Once a snapshot is accepted, Tendermint will fetch chunks from across available peers, and apply them sequentially to the application, which can choose to accept the chunk, refetch it, reject the snapshot, reject the sender, abort state sync, and so on.
Once all chunks have been applied, Tendermint will call the Info ABCI method on the application, and check that the app hash and height correspond to the trusted values from the chain. It will then switch to fast sync to fetch any remaining blocks (if enabled), before finally joining normal consensus operation.
How snapshots are actually restored is entirely up to the application, but will generally be the inverse of how they are generated. Note, however, that Tendermint only verifies snapshots after all chunks have been restored, and does not reject any P2P peers on its own. As long as the trusted hash and application code is correct it is not possible for an adversary to cause a state synced node to have incorrect state when joining consensus, but it is up to the application to counteract state sync denial-of-service e.g. by implementing incremental verification and rejecting invalid peers.

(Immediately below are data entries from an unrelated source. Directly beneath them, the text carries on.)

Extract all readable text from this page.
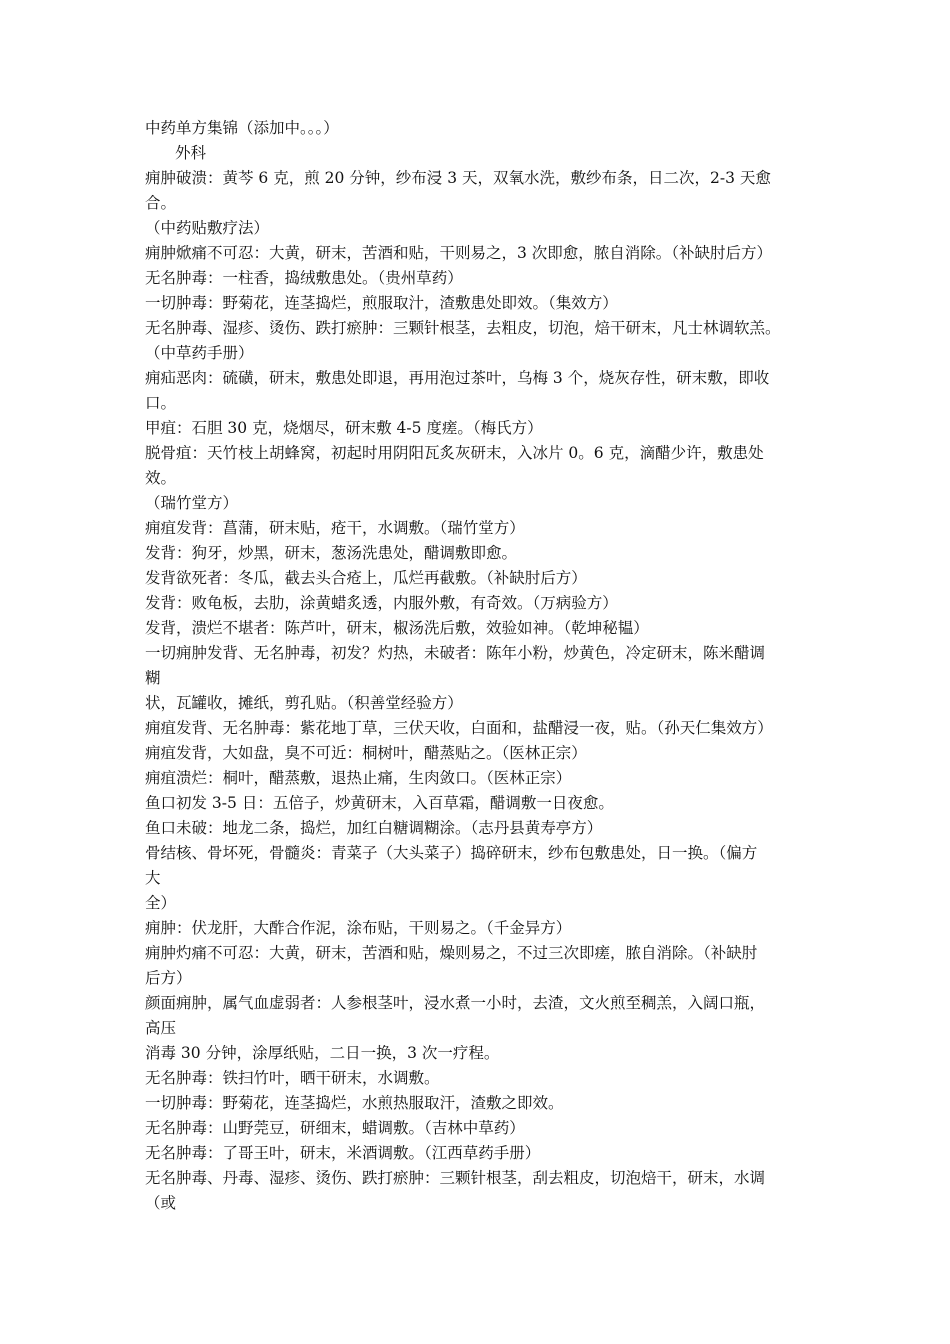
中药单方集锦（添加中。。。）
外科
痈肿破溃：黄芩 6 克，煎 20 分钟，纱布浸 3 天，双氧水洗，敷纱布条，日二次，2-3 天愈
合。
（中药贴敷疗法）
痈肿焮痛不可忍：大黄，研末，苦酒和贴，干则易之，3 次即愈，脓自消除。（补缺肘后方）
无名肿毒：一柱香，捣绒敷患处。（贵州草药）
一切肿毒：野菊花，连茎捣烂，煎服取汁，渣敷患处即效。（集效方）
无名肿毒、湿疹、烫伤、跌打瘀肿：三颗针根茎，去粗皮，切泡，焙干研末，凡士林调软羔。
（中草药手册）
痈疝恶肉：硫磺，研末，敷患处即退，再用泡过茶叶，乌梅 3 个，烧灰存性，研末敷，即收
口。
甲疽：石胆 30 克，烧烟尽，研末敷 4-5 度瘥。（梅氏方）
脱骨疽：天竹枝上胡蜂窝，初起时用阴阳瓦炙灰研末，入冰片 0。6 克，滴醋少许，敷患处
效。
（瑞竹堂方）
痈疽发背：菖蒲，研末贴，疮干，水调敷。（瑞竹堂方）
发背：狗牙，炒黑，研末，葱汤洗患处，醋调敷即愈。
发背欲死者：冬瓜，截去头合疮上，瓜烂再截敷。（补缺肘后方）
发背：败龟板，去肋，涂黄蜡炙透，内服外敷，有奇效。（万病验方）
发背，溃烂不堪者：陈芦叶，研末，椒汤洗后敷，效验如神。（乾坤秘韫）
一切痈肿发背、无名肿毒，初发？灼热，未破者：陈年小粉，炒黄色，冷定研末，陈米醋调
糊
状，瓦罐收，摊纸，剪孔贴。（积善堂经验方）
痈疽发背、无名肿毒：紫花地丁草，三伏天收，白面和，盐醋浸一夜，贴。（孙天仁集效方）
痈疽发背，大如盘，臭不可近：桐树叶，醋蒸贴之。（医林正宗）
痈疽溃烂：桐叶，醋蒸敷，退热止痛，生肉敛口。（医林正宗）
鱼口初发 3-5 日：五倍子，炒黄研末，入百草霜，醋调敷一日夜愈。
鱼口未破：地龙二条，捣烂，加红白糖调糊涂。（志丹县黄寿亭方）
骨结核、骨坏死，骨髓炎：青菜子（大头菜子）捣碎研末，纱布包敷患处，日一换。（偏方
大
全）
痈肿：伏龙肝，大酢合作泥，涂布贴，干则易之。（千金异方）
痈肿灼痛不可忍：大黄，研末，苦酒和贴，燥则易之，不过三次即瘥，脓自消除。（补缺肘
后方）
颜面痈肿，属气血虚弱者：人参根茎叶，浸水煮一小时，去渣，文火煎至稠羔，入阔口瓶，
高压
消毒 30 分钟，涂厚纸贴，二日一换，3 次一疗程。
无名肿毒：铁扫竹叶，晒干研末，水调敷。
一切肿毒：野菊花，连茎捣烂，水煎热服取汗，渣敷之即效。
无名肿毒：山野莞豆，研细末，蜡调敷。（吉林中草药）
无名肿毒：了哥王叶，研末，米酒调敷。（江西草药手册）
无名肿毒、丹毒、湿疹、烫伤、跌打瘀肿：三颗针根茎，刮去粗皮，切泡焙干，研末，水调
（或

Note that state synced nodes will have a truncated block history starting at the height of the restored snapshot, and there is currently no block backfill (although this may be added in the future). Networks should consider the broader implications of this, and may want to make sure at least a few archive nodes retain the complete block history, e.g. for auditability and backup.
State sync will greatly improve the experience of joining a network, reducing the time required to sync a node by several orders of magnitude, and affording developers significant flexibility in how to implement it for their own applications. We hope this article has been useful in outlining how to implement state sync, and recommend reading the ABCI application guide and ABCI reference for more details.